Le script examine les réponses potentielles pour chacune d’elles, mais ne tire pas de conclusions définitives à leur sujet.
« Je pense que Hollis nous touche tous », a déclaré Jacques. « On se pose tous la question du “pourquoi”. Je trouve Hollis très curieux, ce que j’apprécie beaucoup.
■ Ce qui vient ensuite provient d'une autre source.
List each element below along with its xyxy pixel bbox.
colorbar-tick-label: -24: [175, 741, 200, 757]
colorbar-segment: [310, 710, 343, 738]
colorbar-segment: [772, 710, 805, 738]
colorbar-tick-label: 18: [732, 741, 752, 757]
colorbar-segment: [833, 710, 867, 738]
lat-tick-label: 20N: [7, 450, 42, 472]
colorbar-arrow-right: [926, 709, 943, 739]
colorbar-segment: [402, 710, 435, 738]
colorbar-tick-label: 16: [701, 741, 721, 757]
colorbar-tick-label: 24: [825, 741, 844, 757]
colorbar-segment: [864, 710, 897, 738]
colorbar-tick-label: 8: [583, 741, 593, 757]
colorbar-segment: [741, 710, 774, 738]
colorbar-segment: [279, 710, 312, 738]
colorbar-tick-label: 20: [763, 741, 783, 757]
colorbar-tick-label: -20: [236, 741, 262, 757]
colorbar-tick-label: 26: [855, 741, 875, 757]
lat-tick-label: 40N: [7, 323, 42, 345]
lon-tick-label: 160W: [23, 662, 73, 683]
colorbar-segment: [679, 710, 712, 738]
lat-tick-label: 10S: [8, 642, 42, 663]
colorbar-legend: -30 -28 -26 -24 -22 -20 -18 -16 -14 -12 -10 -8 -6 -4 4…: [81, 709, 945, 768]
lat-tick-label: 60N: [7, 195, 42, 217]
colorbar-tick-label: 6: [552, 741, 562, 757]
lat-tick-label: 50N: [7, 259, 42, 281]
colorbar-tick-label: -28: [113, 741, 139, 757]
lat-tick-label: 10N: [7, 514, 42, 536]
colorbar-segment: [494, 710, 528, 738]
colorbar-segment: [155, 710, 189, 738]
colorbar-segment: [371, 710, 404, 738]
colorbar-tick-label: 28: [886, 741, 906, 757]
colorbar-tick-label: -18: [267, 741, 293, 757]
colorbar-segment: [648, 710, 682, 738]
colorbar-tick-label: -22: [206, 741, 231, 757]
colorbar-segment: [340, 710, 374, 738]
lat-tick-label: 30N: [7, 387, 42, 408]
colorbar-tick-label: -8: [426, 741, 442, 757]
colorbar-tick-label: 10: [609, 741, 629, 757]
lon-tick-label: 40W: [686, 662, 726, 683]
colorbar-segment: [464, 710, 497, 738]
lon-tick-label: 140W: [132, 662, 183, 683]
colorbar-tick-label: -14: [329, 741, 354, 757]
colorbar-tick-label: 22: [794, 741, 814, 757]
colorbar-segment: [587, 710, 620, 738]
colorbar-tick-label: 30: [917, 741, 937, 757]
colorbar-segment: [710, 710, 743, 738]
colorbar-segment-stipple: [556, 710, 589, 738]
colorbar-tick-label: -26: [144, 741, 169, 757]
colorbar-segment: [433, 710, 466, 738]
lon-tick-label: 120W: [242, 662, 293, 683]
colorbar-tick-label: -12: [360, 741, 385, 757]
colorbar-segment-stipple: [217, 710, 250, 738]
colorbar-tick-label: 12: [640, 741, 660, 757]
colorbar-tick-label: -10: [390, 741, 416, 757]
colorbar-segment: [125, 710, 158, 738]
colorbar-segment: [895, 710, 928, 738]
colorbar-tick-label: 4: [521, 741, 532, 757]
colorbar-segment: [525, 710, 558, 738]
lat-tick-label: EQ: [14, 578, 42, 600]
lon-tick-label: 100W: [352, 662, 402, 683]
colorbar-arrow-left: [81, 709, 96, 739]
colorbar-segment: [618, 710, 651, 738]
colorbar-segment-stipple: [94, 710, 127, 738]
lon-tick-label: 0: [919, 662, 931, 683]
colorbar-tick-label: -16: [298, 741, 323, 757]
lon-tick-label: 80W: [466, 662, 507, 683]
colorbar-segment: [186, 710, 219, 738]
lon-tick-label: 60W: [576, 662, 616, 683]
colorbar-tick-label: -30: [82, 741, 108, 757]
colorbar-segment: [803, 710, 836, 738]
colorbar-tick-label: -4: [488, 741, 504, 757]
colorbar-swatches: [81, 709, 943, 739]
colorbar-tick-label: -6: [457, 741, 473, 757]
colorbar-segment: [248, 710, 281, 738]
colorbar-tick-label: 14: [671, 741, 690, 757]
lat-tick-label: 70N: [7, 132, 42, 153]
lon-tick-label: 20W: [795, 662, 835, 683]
Plus on cultive la curiosité, plus on s’humanise et on s’humanise les uns les autres. »
Après tout, a souligné Jacques, même après que la troupe ait subi un revers particulier, « ils sont toujours ensemble, ils sont toujours connectés et ils donnent toujours un sens à leur vie en étant connectés. »
Bien que « The Amateurs » soit avant tout une comédie, il est difficile de la classer dans une catégorie. C'est une pièce tragique, humaine et touchante, et la distribution offre une performance solide à travers ses rebondissements. Personne n'est prêt d'oublier la pandémie de sitôt – d'autant plus que beaucoup affirment qu'elle est toujours en cours –, mais un théâtre comme celui-ci peut aider à assimiler notre mémoire collective à travers un contexte historique. Les acteurs eux-mêmes sont peut-être des « Amateurs », mais Silverthorne a offert un spectacle qui l'est tout sauf.
Les billets pour « The Amateurs » sont disponibles à 25 $ en entrée générale, 40 $ en option, 20 $ pour les seniors et les moins de 25 ans et 15 $ pour les étudiants, hors frais d'inscription, via Eventbrite . Des billets « Card to Culture » sont disponibles. Des masques sont disponibles gratuitement à la billetterie.
Le casting de « The Amateurs » comprend Ryan Caster dans le rôle de Larking, Sabine Denise Jacques dans le rôle de Hollis, Cáleb Koval dans le rôle de Brom, Sam Samuels dans le rôle de Physic, Mayte Sarmiento dans le rôle de Rona et Patrick Toole dans le rôle de Gregory.
Vous pouvez contacter Carolyn Brown à l'adresse [email protected].